Studies using computational modeling and functional magnetic resonance imaging (fMRI) have shown that the temporo-parietal regions function as a conscious self-monitoring system to support an automatic speech production system[15] and that projections from auditory error cells in the posterior superior temporal cortex that go to motor correction cells in right frontal cortex mediate auditory feedback control of speech.[16]

Effects in non-humans


Juvenile songbirds learn to sing through sensory learning. They memorize songs and then engage in sensorimotor learning through vocal practice. Songs produced during sensorimotor learning are more variable and dependent on auditory feedback unlike adult songs. Adult zebra finches and Bengal finches, for example, need feedback to keep their songs stable, and deafening in these species leads to song impairment.[17]

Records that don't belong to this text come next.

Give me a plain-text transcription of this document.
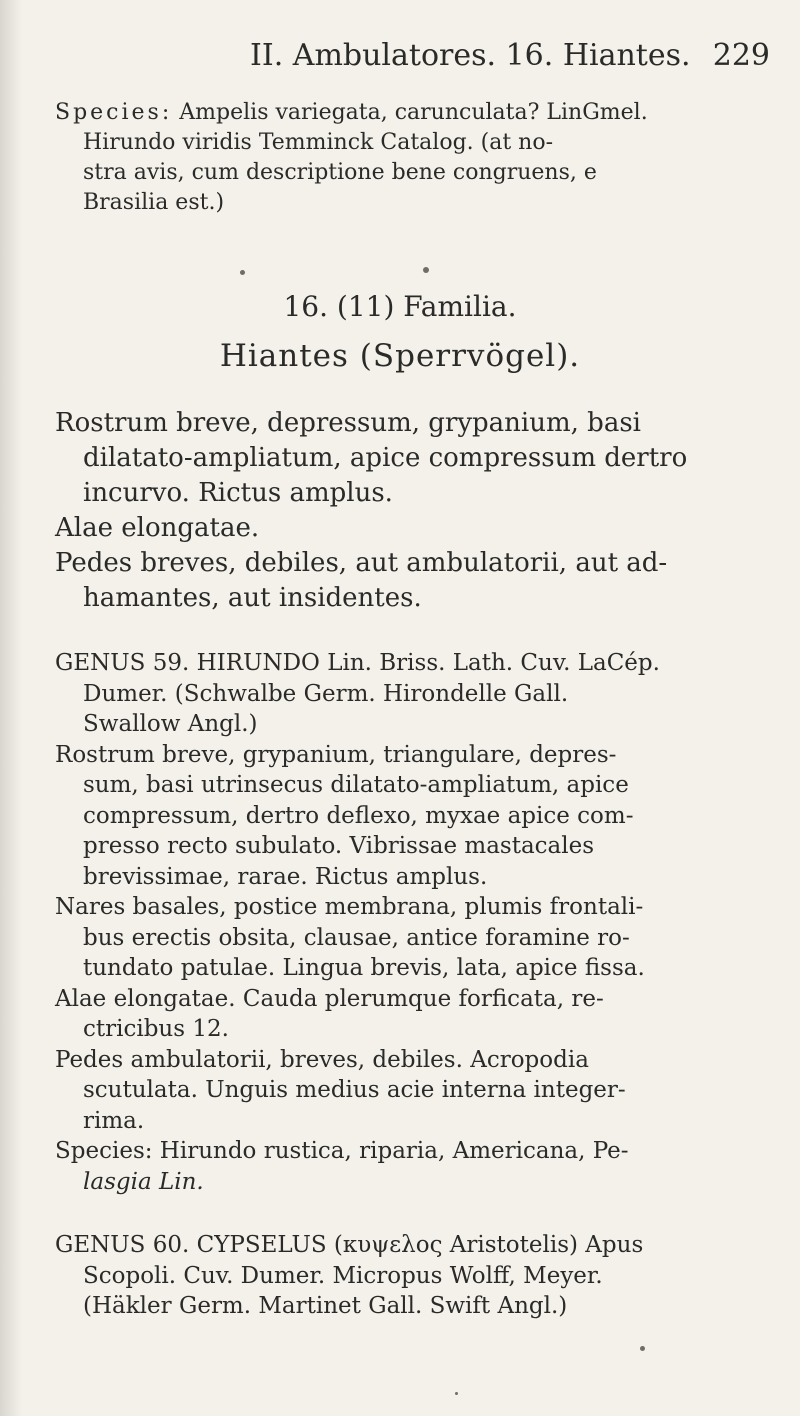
II. Ambulatores. 16. Hiantes. 229
Species: Ampelis variegata, carunculata? LinGmel.
Hirundo viridis Temminck Catalog. (at no-
stra avis, cum descriptione bene congruens, e
Brasilia est.)
16. (11) Familia.
Hiantes (Sperrvögel).
Rostrum breve, depressum, grypanium, basi
dilatato-ampliatum, apice compressum dertro
incurvo. Rictus amplus.
Alae elongatae.
Pedes breves, debiles, aut ambulatorii, aut ad-
hamantes, aut insidentes.
GENUS 59. HIRUNDO Lin. Briss. Lath. Cuv. LaCép.
Dumer. (Schwalbe Germ. Hirondelle Gall.
Swallow Angl.)
Rostrum breve, grypanium, triangulare, depres-
sum, basi utrinsecus dilatato-ampliatum, apice
compressum, dertro deflexo, myxae apice com-
presso recto subulato. Vibrissae mastacales
brevissimae, rarae. Rictus amplus.
Nares basales, postice membrana, plumis frontali-
bus erectis obsita, clausae, antice foramine ro-
tundato patulae. Lingua brevis, lata, apice fissa.
Alae elongatae. Cauda plerumque forficata, re-
ctricibus 12.
Pedes ambulatorii, breves, debiles. Acropodia
scutulata. Unguis medius acie interna integer-
rima.
Species: Hirundo rustica, riparia, Americana, Pe-
lasgia Lin.
GENUS 60. CYPSELUS (κυψελος Aristotelis) Apus
Scopoli. Cuv. Dumer. Micropus Wolff, Meyer.
(Häkler Germ. Martinet Gall. Swift Angl.)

Continuous delayed auditory feedback in zebra finch songbirds caused them to change their song syllable timing, indicating that DAF can change the motor program of syllable timing generation during short periods of time in zebra finches, similar to the effects observed in humans.[18] Moreover, in experiments, DAF is used to selectively interrupt auditory feedback in such a way that when adult zebra finches are exposed, their songs degrade and when discontinued they recover. As DAF is reversible and precise it can be applied and directed to specific syllables within a song as only the target syllable is degraded while the flanking syllables are not affected. Furthermore, contingent DAF, applied based on pitch thresholds, triggers adaptive changes in pitch and minimizes feedback interference in adult finches.[17]